What does your hot sauce keychain say about you Veeky Forums?

What does your hot sauce keychain say about you Veeky Forums?

I think that mine says that I love spicy food but I also don't want it to be too overbearing. I'm fun, exotic and adventurous but I'll always be there when someone needs me. I can be wicked with a firy temper but I'm also comforting, like the garlic. My favorite color is red.

Now it's your turn.

I think mine says I browse reddit.

Cholpua is too tangy for my tastes. It has a dry after taste and the mouth feel leaves more to be desired.

mine says i post on the internet about food

I prefer the fake mcdonalds shilling, the best ironic fastfood shilling.

It also says that you are a nu-male that voted for bernie sanders

I got a key-chain pill fob just for homemade pepper flakes on the go.

Same but mines got peanut butter in it. Gives me a nice boost on the subway ride home.

sort of off-topic but my roommate has a fucking

CHAPSTICK HOLDER KEYCHAIN

like it's a fucking miniature leather holster for a single tube of chapstick

>fake

>keychain

get fucked you pansies

No YOU get fucked you gear queer faggot

>2017
>not running with superior emags
>not consuming Frank's Xtra Hot
Do you even Operate?

>Frank's Meme Sauce Original
I bet you put that bish on errythang!

Turn your gun on yourself.

that I'm cheap
I put american cheese spread in mine so when I get a burg I can save on cheese and just use my own. Or get some chips from a vending machine and make them proper.

>lonely single man sucking peanut butter out of a tube attached to his keys as he rides public transportation home from his wage slavery
wow you just fucked me up bad

Why do I feel most people that bought those are autists who just drink it throughout the day like some adict

I lovvvvvvvvvveeeeeee sriracha! I have 2 of those keychains (only $8 a piece at Urban Outfitters, what-what!) One for my house key and one for my car ket so that I never leave home without it.

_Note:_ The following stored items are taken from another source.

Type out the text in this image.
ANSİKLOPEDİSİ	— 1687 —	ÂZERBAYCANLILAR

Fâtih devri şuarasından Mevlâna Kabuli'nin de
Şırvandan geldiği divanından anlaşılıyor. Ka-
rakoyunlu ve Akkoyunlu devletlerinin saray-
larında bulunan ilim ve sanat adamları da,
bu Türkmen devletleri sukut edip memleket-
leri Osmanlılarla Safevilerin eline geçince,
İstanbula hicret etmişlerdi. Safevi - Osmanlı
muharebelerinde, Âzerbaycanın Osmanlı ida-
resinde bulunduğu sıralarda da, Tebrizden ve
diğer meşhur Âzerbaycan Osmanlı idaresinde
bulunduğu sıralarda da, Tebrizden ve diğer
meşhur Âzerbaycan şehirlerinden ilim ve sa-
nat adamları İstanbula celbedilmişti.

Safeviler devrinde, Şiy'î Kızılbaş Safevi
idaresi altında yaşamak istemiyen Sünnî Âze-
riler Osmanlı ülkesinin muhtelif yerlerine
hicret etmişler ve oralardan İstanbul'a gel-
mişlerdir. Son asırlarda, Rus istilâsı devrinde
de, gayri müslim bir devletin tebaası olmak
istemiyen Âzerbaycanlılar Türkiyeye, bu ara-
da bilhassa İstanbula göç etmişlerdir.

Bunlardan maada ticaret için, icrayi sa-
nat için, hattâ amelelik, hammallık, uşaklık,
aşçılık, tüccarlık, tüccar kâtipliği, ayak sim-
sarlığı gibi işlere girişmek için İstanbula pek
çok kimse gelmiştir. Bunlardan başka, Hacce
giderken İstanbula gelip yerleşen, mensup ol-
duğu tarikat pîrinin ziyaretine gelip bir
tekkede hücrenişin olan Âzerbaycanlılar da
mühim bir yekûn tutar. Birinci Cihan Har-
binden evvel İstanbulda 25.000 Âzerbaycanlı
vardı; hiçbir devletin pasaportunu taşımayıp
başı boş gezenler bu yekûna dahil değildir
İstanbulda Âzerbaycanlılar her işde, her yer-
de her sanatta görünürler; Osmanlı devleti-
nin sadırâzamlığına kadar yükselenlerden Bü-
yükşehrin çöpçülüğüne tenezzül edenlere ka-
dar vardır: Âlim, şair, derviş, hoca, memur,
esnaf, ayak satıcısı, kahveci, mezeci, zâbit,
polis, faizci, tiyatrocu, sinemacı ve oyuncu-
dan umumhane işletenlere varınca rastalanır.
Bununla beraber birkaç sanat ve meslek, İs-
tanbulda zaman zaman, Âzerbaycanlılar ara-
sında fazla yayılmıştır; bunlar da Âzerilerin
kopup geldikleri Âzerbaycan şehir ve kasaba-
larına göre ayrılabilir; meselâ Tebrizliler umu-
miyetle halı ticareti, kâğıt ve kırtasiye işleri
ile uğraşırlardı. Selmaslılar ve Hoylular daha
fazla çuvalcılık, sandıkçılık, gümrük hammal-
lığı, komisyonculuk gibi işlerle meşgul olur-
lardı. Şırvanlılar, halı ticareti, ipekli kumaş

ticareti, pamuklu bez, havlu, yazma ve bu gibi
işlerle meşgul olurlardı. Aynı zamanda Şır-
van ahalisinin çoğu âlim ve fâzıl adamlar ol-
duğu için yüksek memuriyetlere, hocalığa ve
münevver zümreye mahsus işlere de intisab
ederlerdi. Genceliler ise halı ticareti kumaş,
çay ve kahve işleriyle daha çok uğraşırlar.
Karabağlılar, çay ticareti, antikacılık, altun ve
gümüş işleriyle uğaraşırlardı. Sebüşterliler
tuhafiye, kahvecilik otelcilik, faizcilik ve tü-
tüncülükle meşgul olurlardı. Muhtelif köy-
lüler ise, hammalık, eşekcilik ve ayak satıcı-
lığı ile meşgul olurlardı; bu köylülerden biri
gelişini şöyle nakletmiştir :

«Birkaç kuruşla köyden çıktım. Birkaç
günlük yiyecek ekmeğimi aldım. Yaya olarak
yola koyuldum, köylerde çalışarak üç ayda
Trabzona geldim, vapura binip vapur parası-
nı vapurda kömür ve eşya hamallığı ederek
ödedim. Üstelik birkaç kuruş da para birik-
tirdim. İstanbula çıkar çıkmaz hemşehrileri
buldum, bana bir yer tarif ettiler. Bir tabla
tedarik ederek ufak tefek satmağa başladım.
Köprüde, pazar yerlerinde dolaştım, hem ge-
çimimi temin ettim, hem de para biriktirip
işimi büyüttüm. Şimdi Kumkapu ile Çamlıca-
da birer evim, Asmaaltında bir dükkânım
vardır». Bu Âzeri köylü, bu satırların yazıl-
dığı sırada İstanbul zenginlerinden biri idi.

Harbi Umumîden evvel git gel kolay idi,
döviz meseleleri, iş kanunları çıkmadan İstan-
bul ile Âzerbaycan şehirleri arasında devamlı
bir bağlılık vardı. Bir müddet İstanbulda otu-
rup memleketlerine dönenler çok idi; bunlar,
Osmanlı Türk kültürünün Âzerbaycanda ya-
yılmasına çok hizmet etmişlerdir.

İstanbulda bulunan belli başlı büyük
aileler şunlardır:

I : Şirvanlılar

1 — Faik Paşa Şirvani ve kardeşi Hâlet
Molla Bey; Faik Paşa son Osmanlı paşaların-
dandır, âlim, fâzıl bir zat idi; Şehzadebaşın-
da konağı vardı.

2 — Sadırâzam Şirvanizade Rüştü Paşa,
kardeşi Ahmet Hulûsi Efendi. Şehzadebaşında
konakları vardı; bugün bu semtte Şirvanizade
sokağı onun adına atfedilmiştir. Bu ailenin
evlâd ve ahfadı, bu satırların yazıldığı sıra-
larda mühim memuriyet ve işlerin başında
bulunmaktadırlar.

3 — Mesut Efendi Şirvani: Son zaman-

Pho? Put sriracha on that dang thing.
Sushi? A little extra sriracha never hurt anybody
Pizza? That's a spicy meatball :)

>west coast meme sauce.

I know this is satire but it's so accurate I still cringed

How often do you eat fast food that you need this overpowering garlic ketchup garbage for every meal?

This is just sad.

shit is just waiting to open in your pocket

Here's what i carry tiny bottles of depending on my mood:
>mad dog 357
>tabasco
>louisiana

This is a key chain thread not a "tiny bottle" thread... Fuck off dude

>having a keychain
I think you meant to type "what does the kind of hot sauce that your servant carries in her purse say about you?"

It alerts people to my autism so they know not to engage me in conversation. Im glad our signal is recognized more now and its all thanks to you guys.

>sriracha
What is the appeal of this stuff. It has no flavor.

It says you are a gigantic fag of the highest order, who carries sauce on their fucking keychain?